Industrial cybersecurity company Applied Risk analyzed on Tuesday security vulnerabilities that were detected in GE Digital’s iFIX HMI/SCADA equipment. The loopholes would allow an authenticated, but unprivileged user, to modify the system-wide iFIX configuration potentially leading to the arbitrary execution of attacker code. Used for industrial process visualization, monitoring and control, GE’s iFIX is a Human Machine Interface (HMI) product.
The execution would occur under the privileges of the user running the iFIX equipment, such as other users on the system, and therefore, could be used for privilege escalation, Applied Risk said in a post.
GE has confirmed that iFIX equipment up to and including version 6.1 are affected. The Cybersecurity and Infrastructure Security Agency (CISA) reported that iFIX’s vulnerabilities allows a local authenticated user to modify system-wide iFIX configurations through the registry, which may allow privilege escalation. It also found that the equipment allows a local authenticated user to modify system-wide iFIX configurations through section objects, which again may allow privilege escalation.
William Knowles of Applied Risk reported these vulnerabilities to CISA, along with Sharon Brizinov of Claroty who reported the vulnerabilities separately to GE.
Knowles, a security researcher, documents how the section object vulnerability facing iFIX was discovered, and how it could be abused for privilege escalation using GE’s iFIX 5.8 (build 8255).
The Windows controls access to these section objects is through Access Control Lists (ACLs) that operate independently of other Windows security mechanisms, according to Knowles. It would be possible, for example, for a medium integrity process to open a handle to a section object initially created and used by a high integrity process, as long as the process’ user context meets the criteria defined by the ACL.
If insecure permissions are configured on these section objects, however, an attacker could potentially abuse them to corrupt the memory of other processes, and potentially achieve privilege escalation, Knowles said.
The insecure section object permissions were identified using Microsoft’s tool, accesschk. The section objects with weak permissions that were used by iFIX processes, and in some instances a number of other section objects with weak permissions that followed the same naming convention were identified with different integer values, Knowles noted.
The privilege escalation example in this disclosure takes advantage of the section object that is named “ENV_MEM”.

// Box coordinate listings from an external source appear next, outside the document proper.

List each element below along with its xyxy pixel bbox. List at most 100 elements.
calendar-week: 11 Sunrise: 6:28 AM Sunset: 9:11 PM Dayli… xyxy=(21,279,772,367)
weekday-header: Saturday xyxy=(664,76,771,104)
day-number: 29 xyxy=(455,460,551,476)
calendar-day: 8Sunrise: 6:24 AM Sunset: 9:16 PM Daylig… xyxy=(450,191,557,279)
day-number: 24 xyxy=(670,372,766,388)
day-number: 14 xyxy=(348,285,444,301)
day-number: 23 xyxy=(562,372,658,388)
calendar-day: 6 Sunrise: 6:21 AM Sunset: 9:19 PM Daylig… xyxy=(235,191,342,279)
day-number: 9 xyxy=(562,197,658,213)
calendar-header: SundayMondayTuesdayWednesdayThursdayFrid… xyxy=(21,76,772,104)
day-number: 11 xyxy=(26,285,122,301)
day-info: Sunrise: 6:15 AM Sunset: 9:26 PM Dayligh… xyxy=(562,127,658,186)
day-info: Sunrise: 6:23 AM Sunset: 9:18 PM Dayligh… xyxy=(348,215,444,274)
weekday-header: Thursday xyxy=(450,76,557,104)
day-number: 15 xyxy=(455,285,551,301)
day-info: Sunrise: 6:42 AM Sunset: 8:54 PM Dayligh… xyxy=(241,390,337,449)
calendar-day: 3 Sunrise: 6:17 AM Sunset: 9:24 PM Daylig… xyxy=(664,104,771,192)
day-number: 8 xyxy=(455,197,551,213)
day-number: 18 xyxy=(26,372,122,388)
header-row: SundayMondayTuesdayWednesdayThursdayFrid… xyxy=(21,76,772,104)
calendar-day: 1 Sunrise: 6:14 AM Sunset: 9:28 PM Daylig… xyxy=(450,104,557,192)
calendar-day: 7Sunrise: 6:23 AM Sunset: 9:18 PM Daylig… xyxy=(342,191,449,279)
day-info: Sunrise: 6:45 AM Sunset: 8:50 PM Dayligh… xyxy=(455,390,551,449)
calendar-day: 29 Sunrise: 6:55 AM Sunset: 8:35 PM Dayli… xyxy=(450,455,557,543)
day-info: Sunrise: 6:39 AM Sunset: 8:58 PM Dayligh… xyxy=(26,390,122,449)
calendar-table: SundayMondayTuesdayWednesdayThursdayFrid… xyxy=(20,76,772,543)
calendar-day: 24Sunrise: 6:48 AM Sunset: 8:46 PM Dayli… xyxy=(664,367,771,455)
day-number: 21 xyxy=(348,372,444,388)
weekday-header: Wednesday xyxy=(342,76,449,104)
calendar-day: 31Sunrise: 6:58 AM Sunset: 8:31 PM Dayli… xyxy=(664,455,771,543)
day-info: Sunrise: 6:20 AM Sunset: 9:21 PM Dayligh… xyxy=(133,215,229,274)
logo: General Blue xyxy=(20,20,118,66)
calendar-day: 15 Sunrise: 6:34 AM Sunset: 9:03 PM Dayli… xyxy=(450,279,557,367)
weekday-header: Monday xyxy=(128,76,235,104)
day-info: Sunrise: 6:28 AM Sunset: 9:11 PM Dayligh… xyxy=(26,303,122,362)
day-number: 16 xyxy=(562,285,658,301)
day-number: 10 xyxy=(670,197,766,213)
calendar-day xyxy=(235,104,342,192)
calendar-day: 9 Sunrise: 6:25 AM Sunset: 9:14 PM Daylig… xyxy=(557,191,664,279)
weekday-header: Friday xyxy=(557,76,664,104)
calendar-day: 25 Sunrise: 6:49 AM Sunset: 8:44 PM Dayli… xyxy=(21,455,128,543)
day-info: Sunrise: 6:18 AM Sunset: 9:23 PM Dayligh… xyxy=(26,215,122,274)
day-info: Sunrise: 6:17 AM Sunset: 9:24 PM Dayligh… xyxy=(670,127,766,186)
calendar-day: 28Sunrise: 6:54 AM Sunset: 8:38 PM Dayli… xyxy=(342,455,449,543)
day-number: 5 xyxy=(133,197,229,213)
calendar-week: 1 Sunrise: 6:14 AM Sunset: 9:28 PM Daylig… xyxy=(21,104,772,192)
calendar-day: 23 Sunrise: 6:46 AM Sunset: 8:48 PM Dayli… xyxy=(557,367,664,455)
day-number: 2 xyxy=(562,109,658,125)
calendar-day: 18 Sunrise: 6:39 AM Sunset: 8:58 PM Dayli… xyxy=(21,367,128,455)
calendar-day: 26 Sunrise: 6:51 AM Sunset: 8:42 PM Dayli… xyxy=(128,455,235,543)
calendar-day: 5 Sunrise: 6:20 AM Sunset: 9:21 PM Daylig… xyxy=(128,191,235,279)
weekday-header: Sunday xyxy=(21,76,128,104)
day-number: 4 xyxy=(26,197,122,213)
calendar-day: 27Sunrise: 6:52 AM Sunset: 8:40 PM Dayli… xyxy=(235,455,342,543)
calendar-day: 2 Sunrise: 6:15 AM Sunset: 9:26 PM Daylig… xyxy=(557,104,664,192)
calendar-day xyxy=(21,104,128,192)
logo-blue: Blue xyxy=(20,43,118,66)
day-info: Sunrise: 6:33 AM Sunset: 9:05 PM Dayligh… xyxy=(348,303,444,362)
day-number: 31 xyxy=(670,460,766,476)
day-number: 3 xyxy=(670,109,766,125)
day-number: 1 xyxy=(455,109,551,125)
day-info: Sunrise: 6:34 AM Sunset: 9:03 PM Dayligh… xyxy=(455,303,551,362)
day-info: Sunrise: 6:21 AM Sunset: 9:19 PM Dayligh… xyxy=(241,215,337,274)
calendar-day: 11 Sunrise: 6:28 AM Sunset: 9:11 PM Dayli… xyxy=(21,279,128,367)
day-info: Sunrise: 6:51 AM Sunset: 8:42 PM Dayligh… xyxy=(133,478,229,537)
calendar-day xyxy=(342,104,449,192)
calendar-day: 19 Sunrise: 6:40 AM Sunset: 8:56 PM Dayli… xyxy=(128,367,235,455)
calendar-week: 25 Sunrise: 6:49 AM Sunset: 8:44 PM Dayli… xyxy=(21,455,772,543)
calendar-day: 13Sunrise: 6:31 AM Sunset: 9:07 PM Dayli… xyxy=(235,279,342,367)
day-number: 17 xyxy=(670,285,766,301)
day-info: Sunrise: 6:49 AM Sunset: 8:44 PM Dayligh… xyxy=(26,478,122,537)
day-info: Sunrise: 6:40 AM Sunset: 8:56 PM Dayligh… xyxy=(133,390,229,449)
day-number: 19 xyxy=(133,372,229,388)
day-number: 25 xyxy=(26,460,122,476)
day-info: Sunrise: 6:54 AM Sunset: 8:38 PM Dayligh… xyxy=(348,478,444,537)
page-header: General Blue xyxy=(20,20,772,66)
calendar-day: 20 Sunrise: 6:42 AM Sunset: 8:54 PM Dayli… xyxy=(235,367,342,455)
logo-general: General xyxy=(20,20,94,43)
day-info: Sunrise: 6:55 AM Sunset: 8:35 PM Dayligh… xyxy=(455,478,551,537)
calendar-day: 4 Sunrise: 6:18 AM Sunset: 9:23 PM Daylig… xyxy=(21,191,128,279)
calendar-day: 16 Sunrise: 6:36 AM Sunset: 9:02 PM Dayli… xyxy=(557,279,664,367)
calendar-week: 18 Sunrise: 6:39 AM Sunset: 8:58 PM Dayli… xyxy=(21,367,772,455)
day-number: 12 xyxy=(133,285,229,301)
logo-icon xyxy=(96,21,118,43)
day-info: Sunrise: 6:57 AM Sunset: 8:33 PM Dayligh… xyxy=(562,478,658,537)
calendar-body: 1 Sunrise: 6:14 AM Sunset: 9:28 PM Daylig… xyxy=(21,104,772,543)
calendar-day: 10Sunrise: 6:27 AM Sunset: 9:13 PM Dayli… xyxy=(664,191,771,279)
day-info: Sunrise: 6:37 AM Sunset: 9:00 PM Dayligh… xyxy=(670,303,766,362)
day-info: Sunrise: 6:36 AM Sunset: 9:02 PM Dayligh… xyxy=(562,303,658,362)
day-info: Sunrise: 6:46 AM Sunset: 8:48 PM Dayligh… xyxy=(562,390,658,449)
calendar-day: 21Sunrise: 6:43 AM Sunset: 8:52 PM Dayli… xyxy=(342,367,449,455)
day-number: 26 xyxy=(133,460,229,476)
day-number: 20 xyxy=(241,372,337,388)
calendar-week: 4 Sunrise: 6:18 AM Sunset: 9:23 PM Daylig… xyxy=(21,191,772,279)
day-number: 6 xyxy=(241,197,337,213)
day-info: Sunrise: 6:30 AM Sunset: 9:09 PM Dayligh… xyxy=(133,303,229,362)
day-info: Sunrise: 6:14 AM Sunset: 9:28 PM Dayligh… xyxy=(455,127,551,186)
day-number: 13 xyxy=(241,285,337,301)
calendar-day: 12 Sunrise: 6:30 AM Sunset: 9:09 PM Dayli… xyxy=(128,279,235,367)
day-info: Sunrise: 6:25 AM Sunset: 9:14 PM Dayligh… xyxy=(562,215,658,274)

The ACL was set to NULL, and had no entries configured within it. By default on a Windows system this means that it is accessible by any user, Knowles said. Due to this ACL configuration a user of any privilege would be able to open a handle to the section object, read its contents, and write to them.
The “ENV_MEM” section object was inspected and found to be the memory location used to store application-specific environment variables.
For the demonstration, the NLSPATH variable is chosen. A program was written to open a handle to this section object and replace the contents of the NLSPATH variable with the malicious path “c:\temp”, which is an example of a location writable by a low privileged user, Knowles said.
The intent of this modification is that the environment variables are used by iFIX to determine the locations from which to load DLL files. Therefore, if an attacker can control these locations, they can control DLLs loaded into high privileged processes. C++ code is provided for this modification, he added.
Using a compiled version of the code, it can now be executed. This successfully changes the environment variable value. It also shows the contents of the “c:\temp” directory, where a malicious DLL spawns Microsoft’s calculator, Knowles said.
When the system configuration utility is next executed it searches the NLSPATH location for this DLL before loading it into its process, he added. This maliciously spawned process would then run under the context of the user that ran the System Configuration utility, which would be a high privileged process as that is what is required by the binary, and therefore, privilege escalation is successful.
GE Digital recommends users immediately upgrade all instances of the affected software to GE Digital’s iFIX product v6.5, the CISA advisory said.
Knowles says that a restrictive ACL should be explicitly set on all section objects. An ACL should never be NULL as this permits any local user access to the object that it protects. The configured ACL should restrict the section object to only the required users such as high privileged users or groups running the iFIX processes to help prevent the system-wide configuration from being edited by low privileged users.